It is now a year since I started writing a regular weekly column for this paper, so I would like to thank the editor for allowing me space and opportunity to publish my thoughts. Not every police inspector is given this generosity.
The good working relationship we have does not prevent the paper from holding their local police to account but it does provide me with an opportunity to give a different perspective.
On several occasions I have been challenged by members of the public for wasting police time by writing these weekly articles.
Actually, I write these in my own time. I would never have time while on duty. However, these comments do give me cause to consider: why do I write them?
Some may find this hard to believe, but I don’t write as some sort of self-promotion. I started writing because you do not have to look very far in the national media to find people having a regular knock at the police.
‘Plebgate’, Hillsborough, the Stephen Lawrence enquiry and other national stories are bound to have an impact on people’s confidence in the police, even though these were not local events and some were a long time ago.
However, in South Holland, top of the list of issues that is frequently repeated is the lack of visibility of police officers.
Regular readers will know that I have featured many aspects of policing.

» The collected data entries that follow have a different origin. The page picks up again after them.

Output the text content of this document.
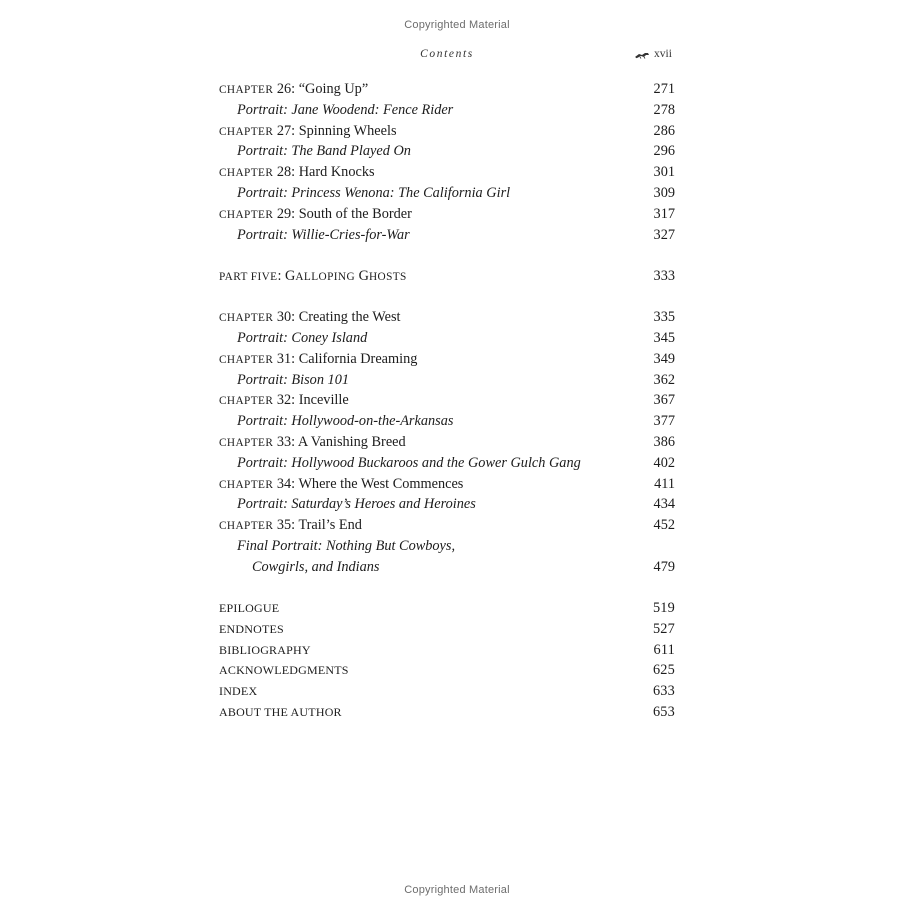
Copyrighted Material
Contents	xvii
CHAPTER 26: “Going Up”	271
Portrait: Jane Woodend: Fence Rider	278
CHAPTER 27: Spinning Wheels	286
Portrait: The Band Played On	296
CHAPTER 28: Hard Knocks	301
Portrait: Princess Wenona: The California Girl	309
CHAPTER 29: South of the Border	317
Portrait: Willie-Cries-for-War	327
PART FIVE: GALLOPING GHOSTS	333
CHAPTER 30: Creating the West	335
Portrait: Coney Island	345
CHAPTER 31: California Dreaming	349
Portrait: Bison 101	362
CHAPTER 32: Inceville	367
Portrait: Hollywood-on-the-Arkansas	377
CHAPTER 33: A Vanishing Breed	386
Portrait: Hollywood Buckaroos and the Gower Gulch Gang	402
CHAPTER 34: Where the West Commences	411
Portrait: Saturday’s Heroes and Heroines	434
CHAPTER 35: Trail’s End	452
Final Portrait: Nothing But Cowboys,
Cowgirls, and Indians	479
EPILOGUE	519
ENDNOTES	527
BIBLIOGRAPHY	611
ACKNOWLEDGMENTS	625
INDEX	633
ABOUT THE AUTHOR	653
Copyrighted Material
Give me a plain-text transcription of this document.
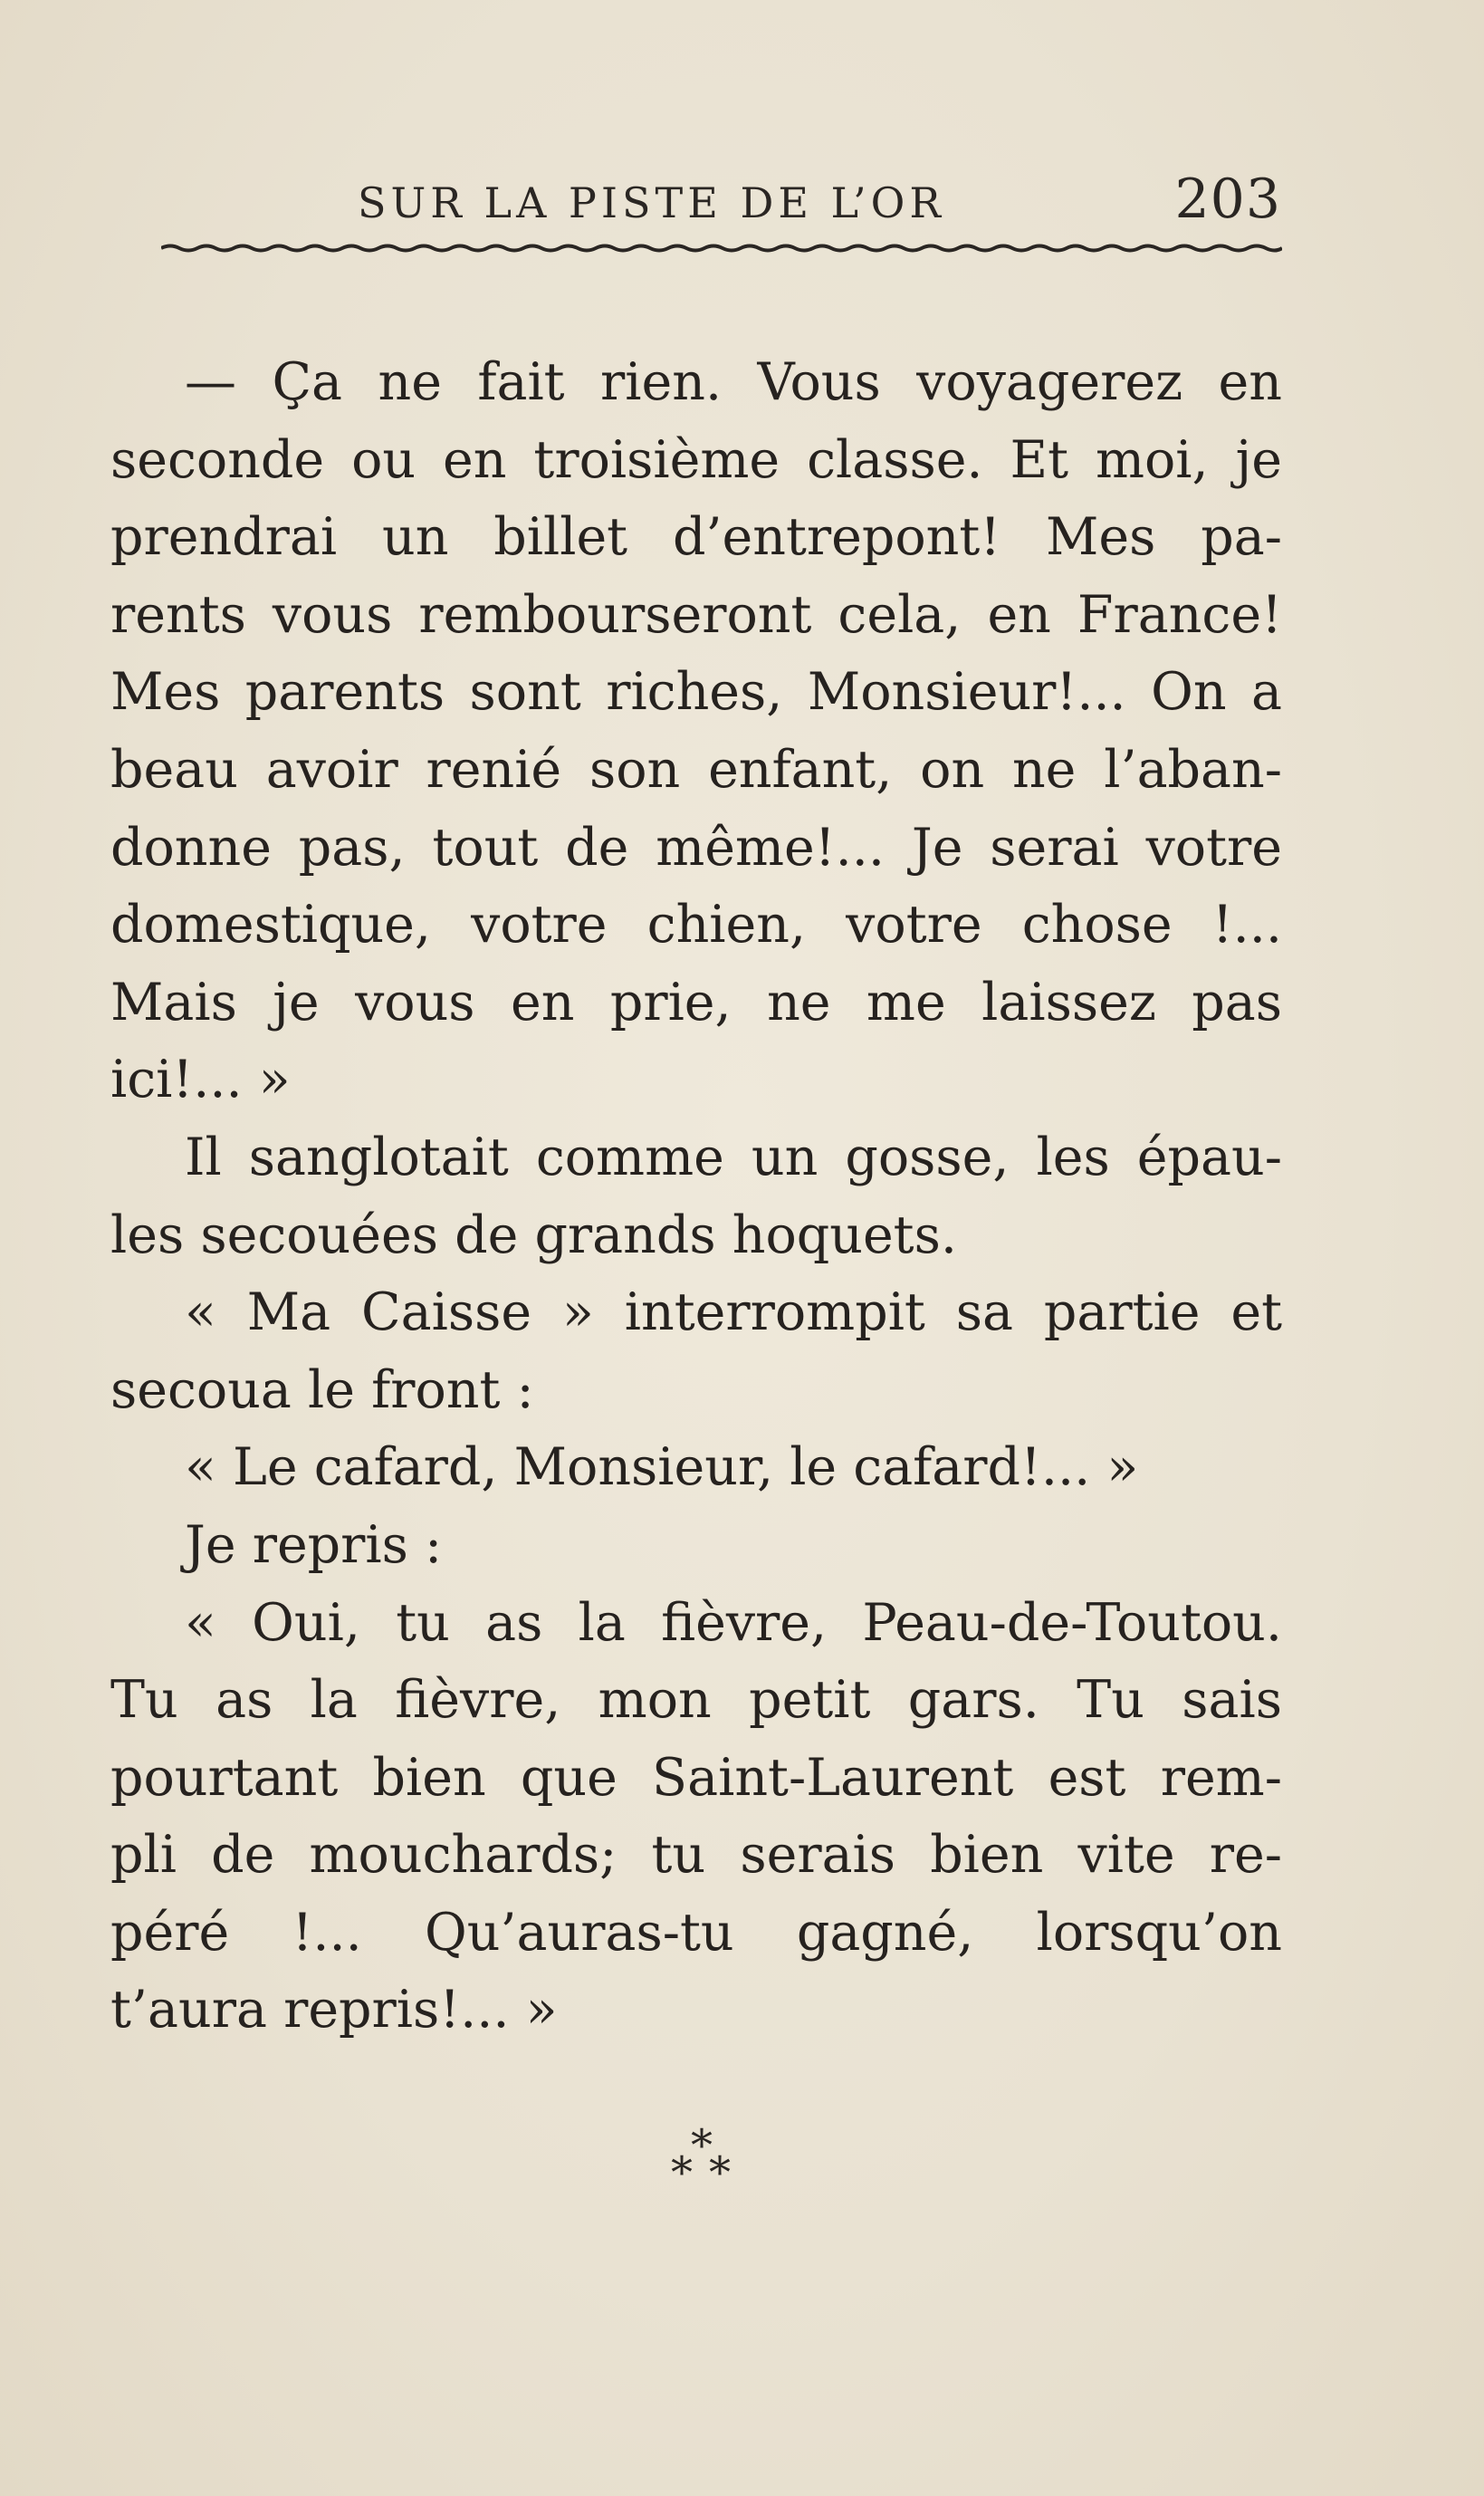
SUR LA PISTE DE L’OR	203
— Ça ne fait rien. Vous voyagerez en
seconde ou en troisième classe. Et moi, je
prendrai un billet d’entrepont! Mes pa-
rents vous rembourseront cela, en France!
Mes parents sont riches, Monsieur!... On a
beau avoir renié son enfant, on ne l’aban-
donne pas, tout de même!... Je serai votre
domestique, votre chien, votre chose !...
Mais je vous en prie, ne me laissez pas
ici!... »
Il sanglotait comme un gosse, les épau-
les secouées de grands hoquets.
« Ma Caisse » interrompit sa partie et
secoua le front :
« Le cafard, Monsieur, le cafard!... »
Je repris :
« Oui, tu as la fièvre, Peau-de-Toutou.
Tu as la fièvre, mon petit gars. Tu sais
pourtant bien que Saint-Laurent est rem-
pli de mouchards; tu serais bien vite re-
péré !... Qu’auras-tu gagné, lorsqu’on
t’aura repris!... »
*
* *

I do this to show some of the challenges faced by South Holland’s officers every day.
I also hint at some of the emotional and physical impact on officers. When I can’t think of what else to write about, I delve in to my own personal recollections. In doing so, I don’t long for the so-called ‘good old days’. Quite the opposite, the new recruits today are better trained and better equipped than I ever was. The demands and expectations placed on them are not something I could have coped so well with.
It’s customary at this time of year to reflect on the year gone by and to look towards the future. Rather than reflect on the whole year, I will bring to mind one week in October.
The crash of the fighter jet at Weston Hills was an exceptional event for the Weston Hills community and for Lincolnshire Police. We have generic contingency plans and carry out joint training with other agencies in order to refine our response to major events.
However, when it comes down to it, when there is a spontaneous event such as the aircraft crash the priority is to deploy as many officers as possible in order to work with other emergency services to protect life and property.
At 3.28pm on Wednesday, October 8 the force control room received the first call about the crash. This was followed by numerous other calls, some identifying the crash site, some contradictory and some giving the location of the pilot or the second ejector seat. This meant there were initially several locations to deploy officers to. The first police officers arrived in Weston Hills at 3.37pm.
Given the scale of the emergency, officers were deployed from other parts of the county to support my officers in South Holland.
Inevitably, this takes time as the officers had to break off from what they were already dealing with. The South Holland Community Policing team had just finished a training day and were due to go off duty. Instead the officers went home to get their uniforms and reported back for duty, many remaining on duty until midnight.
The priority was to ensure the safety of the community. Officers at the scene were advised by the fire service on the distance required for a safety cordon. This was extremely challenging as many hundreds of spectators started arriving in the area, hampering our efforts to maintain a safe zone around the crash site.
On the morning following the crash the local PCSO visited all the houses in the area. Of course, not everyone was at home when she visited.
I will always remember the joint visit with RAF and USAF personnel to Weston Hills Primary School, to provide reassurance to the school community. This included a special visit by ‘Bobby Bear’ and a presentation of ‘bravery awards’ to every pupil.
A similar visit was made to Honey Pots pre-school nursery the following week. Our initial emergency response and our longer-term community response to this event defined everything that I am proud of in Lincolnshire Police.
You will already know that the long-term future for Lincolnshire Police is looking decidedly bleak at present. None of us knows how the funding shortfall will truly affect us locally.
However, for the near future, things are looking good. During the past year Ryan, Charlie and Lewis became police constables. They were previously PCSOs and Special Constables.
We were also joined by Paul, a transferee from Cleveland. Our latest recruit, Stuart, started out on patrol in December.
Three further recruits, Ben, Jackie and Marc, start their training in January and will be joining us in South Holland in a few months. Ben was a PCSO for The Suttons, Jackie a PCSO from Boston and Marc was a Special Sergeant, so all three have local policing experience.
When I see the quality and enthusiasm of our new constables I know that the future is in safe hands.